See commit 2fecc48, commit 6ac9760, commit b99b6bc, commit 63f4a7f, commit e31c710, commit 500e4f2, commit f66d4e0, commit a93c141, commit 3f83fd5, commit 0763671(24 Feb 2020) by Jeff King (peff).
(Merged by Junio C Hamano -- gitster--in commit e8e7184, 05 Mar 2020)

提交2fecc48提交6ac9760提交b99b6bc提交63f4a7f提交e31c710提交500e4f2提交f66d4e0提交a93c141提交3f83fd5提交0763671(2020年2月24日),由杰夫·王(peff
(由Junio C gitsterHamano合并-- --提交 e8e7184 中,2020 年 3 月 5 日)

packfile: drop nth_packed_object_sha1()

Signed-off-by: Jeff King

Once upon a time, nth_packed_object_sha1()was the primary way to get the oid of a packfile's index position.
But these days we have the more type-safe nth_packed_object_id()wrapper, and all callers have been converted.

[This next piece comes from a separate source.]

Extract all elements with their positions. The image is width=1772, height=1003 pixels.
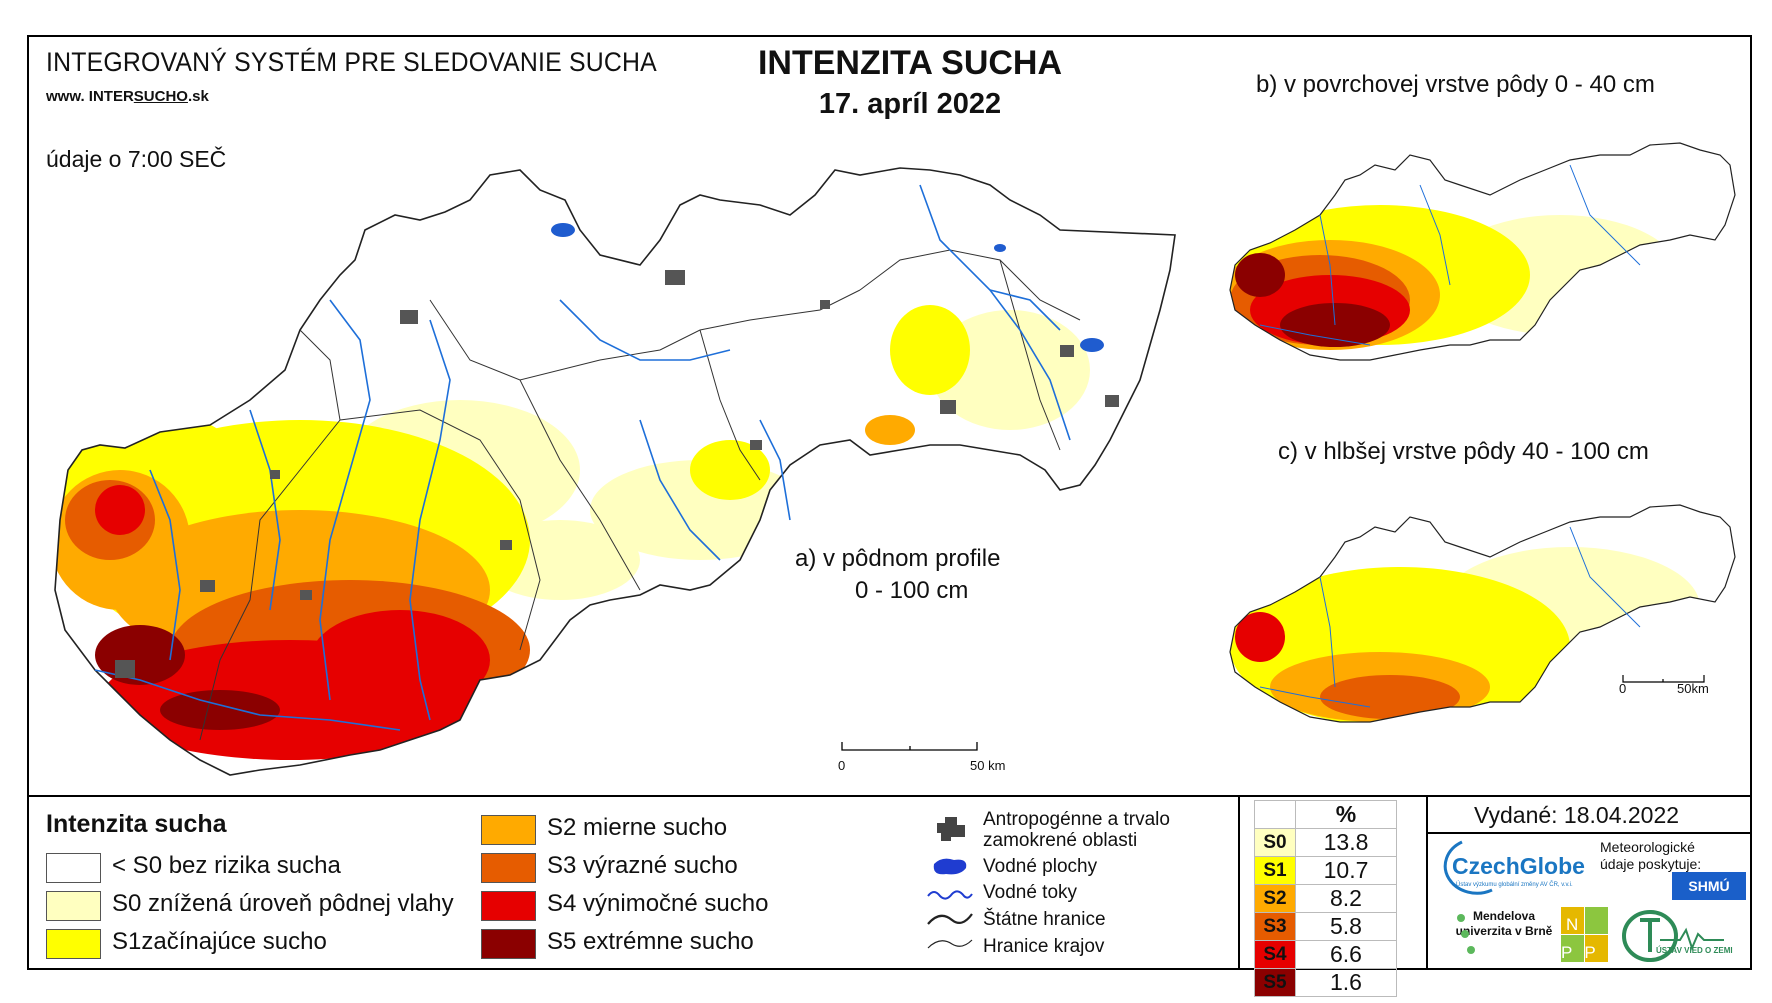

Let's drop the "sha1" version (turning the safer wrapper into a single function) so that nobody is tempted to introduce new callers.

packfile: 降低 nth_packed_object_sha1()

签字人:杰夫·金

曾几何时,这nth_packed_object_sha1()是获取包文件索引位置的 oid 的主要方法。
但是现在我们有了更加类型安全的nth_packed_object_id()包装器,并且所有的调用者都被转换了。

让我们放弃 " sha1" 版本(将更安全的包装器变成单个函数),以便没有人想要引入新的调用者。